COMMENTARY — Encouraging rough diamond signs

Initial signs (from the rough diamond market) for 1993 are encouraging. The two opening sights were acknowledged officially to be good (and were substantially higher than those of 1992). The March sight is also reported to have been unusually strong.

De Beers cites specific reasons for the apparent strength of the first two sights. These include:

— the current scarcity of Angolan diamonds resulting from the onset of the rainy season and resumption of the civil war;

— the hiatus in supplies of Russian polished stones, prompted by the imposition of a 20% export duty (now lifted);

— strong demand from India arising partly from the move to full convertibility of the rupee; and

— increased offtake from the U.S. where stocks had been depleted.
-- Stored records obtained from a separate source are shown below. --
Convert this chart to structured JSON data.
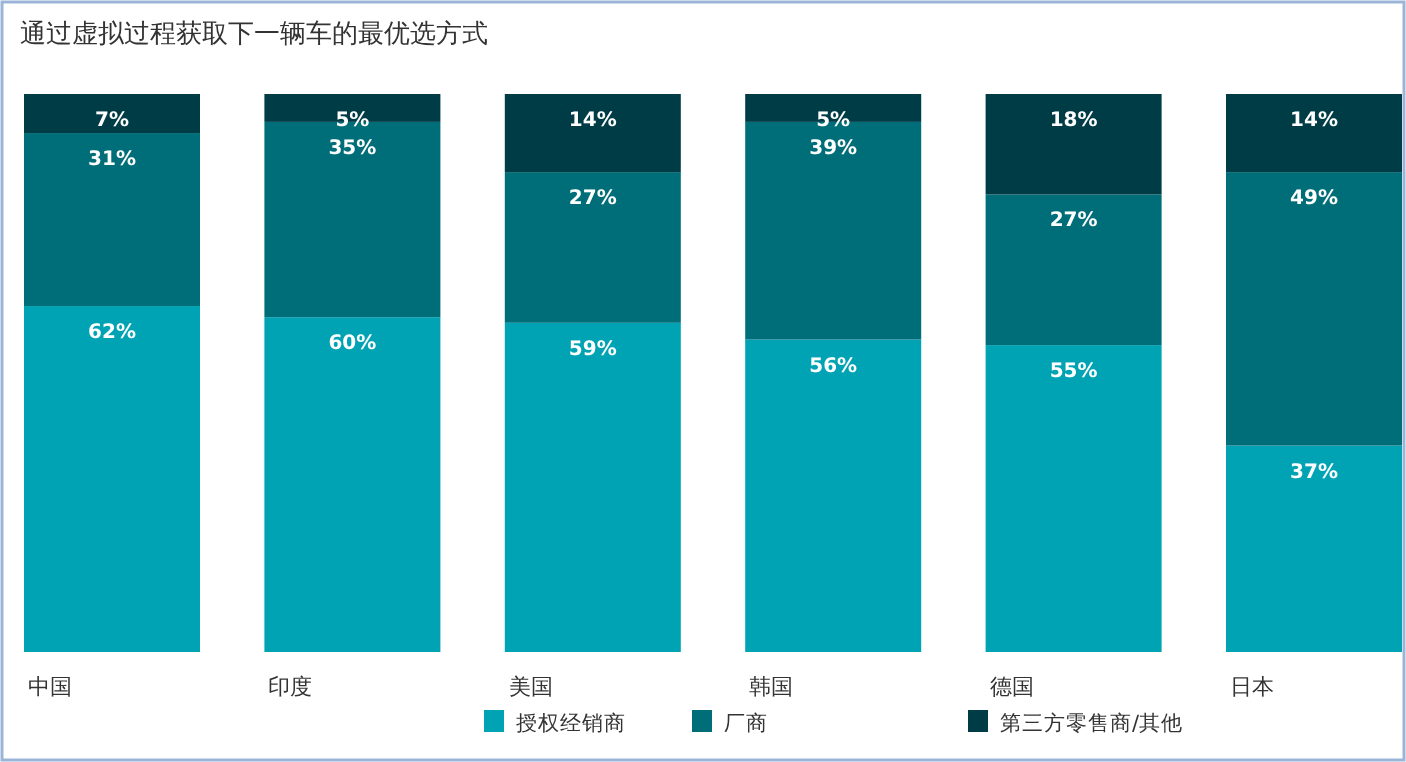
{
  "chart_data": {
    "type": "bar",
    "title": "通过虚拟过程获取下一辆车的最优选方式",
    "categories": [
      "中国",
      "印度",
      "美国",
      "韩国",
      "德国",
      "日本"
    ],
    "stacked": true,
    "legend": "bottom",
    "series": [
      {
        "name": "授权经销商",
        "color": "#00a3b4",
        "values": [
          62,
          60,
          59,
          56,
          55,
          37
        ],
        "value_labels": [
          "62%",
          "60%",
          "59%",
          "56%",
          "55%",
          "37%"
        ]
      },
      {
        "name": "厂商",
        "color": "#006e78",
        "values": [
          31,
          35,
          27,
          39,
          27,
          49
        ],
        "value_labels": [
          "31%",
          "35%",
          "27%",
          "39%",
          "27%",
          "49%"
        ]
      },
      {
        "name": "第三方零售商/其他",
        "color": "#003c46",
        "values": [
          7,
          5,
          14,
          5,
          18,
          14
        ],
        "value_labels": [
          "7%",
          "5%",
          "14%",
          "5%",
          "18%",
          "14%"
        ]
      }
    ]
  }
}
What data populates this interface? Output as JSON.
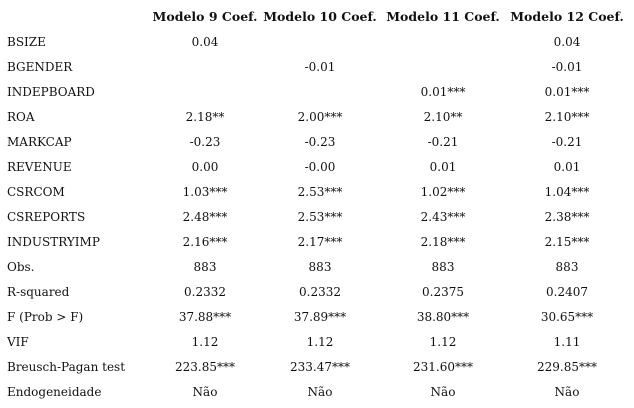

Other indications supporting this recent strength come from Antwerp, Belgium, where strong rough buying interest is reported and where little surplus rough has been available in recent months. Overall cutting centre stocks were reported to be slightly lower at the end of 1992 than a year previously. We are forecasting a 5% increase in Central Selling Organization (CSO) sales in 1993 to US$3.6 billion, with a further advance to US$3.9 billion in 1994. Although 1993 may bring a resurgence of illicit Angolan stones, the flow is unlikely to be as high as last year. The wild card will probably be the role of Russia.

While De Beers produces half of the world’s gem diamonds, Russia has the capacity to produce around 25%. However, Russian production fell by 25% in 1992, largely because of the drop in output from the Udachnaya mine which produces 80% of the total estimated gem output of 10 million carats per year. With the lifting of the Russian 20% export duty, De Beers expects a flood of polished stones to enter the markets.

Despite the pressures created by the desperate need for foreign exchange, Russia has continued to market its permitted share of rough in an orderly fashion (5% of total rough sales; the remaining 95% is sold under contract to the CSO). Little leakage is reported, despite local demands for a greater “window.”

The terms of De Beers’ 1990 US$1-billion loan agreement have been adhered to scrupulously. It is being repaid on schedule (in diamonds) in quarterly tranches equivalent to US$50 million plus interest.

— Analyst Michael Spriggs writing in a recent issue of “International Mining Outlook” of S.G. Warburg Securities, London.